The first (and most easily solved) issue revolves around robust dynamic creative personalization, which is not yet possible in the News Feed.
Today, Facebook’s Standard (i.e. right-rail) ads support third-party creative decisioning and let advertisers swap out a number of creative variables. Those variables include Title, Body, Link, Image and View Tags. All of these can be decisioned when an advertiser bids, and then rendered when the winning impression is served.
“That’s a lot. We’ll be able to load 80% of the catalog of Nieman Marcus into that,” he says.
But there is a limitation in that advertisers can’t swap out the copy or pricing in an ad based on factors such as a customer quality score. So a retailer might want to offer a 10% discount to one customer and not another, which is hard if not impossible to do in the News Feed today.
The way Facebook sees it, this is “under the hood” stuff that shouldn’t effect advertiser campaigns greatly. It told AdExchanger in a statement:
“There are tactics that can only be accomplished with real-time creative, such as dynamic pricing or time-based deals, but the vast majority of advertisers and campaigns perform well in either scenario…News Feed without real-time dynamic creative is proving to be so strong that it overshadows standard ads on the right-hand side.”
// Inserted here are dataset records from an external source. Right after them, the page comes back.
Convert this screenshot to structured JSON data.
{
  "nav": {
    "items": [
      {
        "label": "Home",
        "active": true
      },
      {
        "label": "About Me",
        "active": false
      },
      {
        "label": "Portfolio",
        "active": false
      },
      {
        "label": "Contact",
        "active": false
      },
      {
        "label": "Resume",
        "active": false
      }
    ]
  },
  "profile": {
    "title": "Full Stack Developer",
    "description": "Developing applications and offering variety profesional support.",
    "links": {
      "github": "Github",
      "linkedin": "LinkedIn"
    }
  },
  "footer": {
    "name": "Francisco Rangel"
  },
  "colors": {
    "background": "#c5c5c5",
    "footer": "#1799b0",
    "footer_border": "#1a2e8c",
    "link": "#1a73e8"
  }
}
McFarland sounds a similar note. While he says TellApart can’t do real-time creative, the results it has seen with real-time product matching make it easily worth the wait until the issue is resolved.
How long will that be? Two sources with whom AdExchanger spoke put the wait at three to four months, so advertisers can probably look forward to truly real-time optimization of pricing and other creative elements by around September – close to the first anniversary of FBX’s official launch.
Another issue with FBX in the News Feed has to do with serving ad content that will appeal to users, spark social actions, and stay on the good side of Facebook’s ad quality police. For obvious reasons, Facebook keeps its ranking algorithms secret, just as Google does, but they include factors like click-through rate, landing page quality, and negative user actions such as hiding ads or blocking advertisers.
Partners have little insight into how those decisions are made, but they are important factors in light of the relatively small total impression volume and more hastily enforced quality restrictions.
But early tests suggest these ads can engage users in a powerful way.
TellApart shared the below screenshot from a FBX News Feed ad it placed on behalf of One King’s Lane. The ad received 53 likes, 23 shares and a number of comments. That’s not a huge number, by the standards of a Promoted Page Post ad, but for a narrowly segmented retargeting campaign with a tiny number of overall paid media impressions, TellApart considers it a big success.
McFarland notes that these actions caused the RTB ad to propogate further through the social graph, just as any native ad format would. That organic sharing brings a level of “earned” media that hasn’t existed in the retargeting space before now.
“It has characteristics of content,” he says.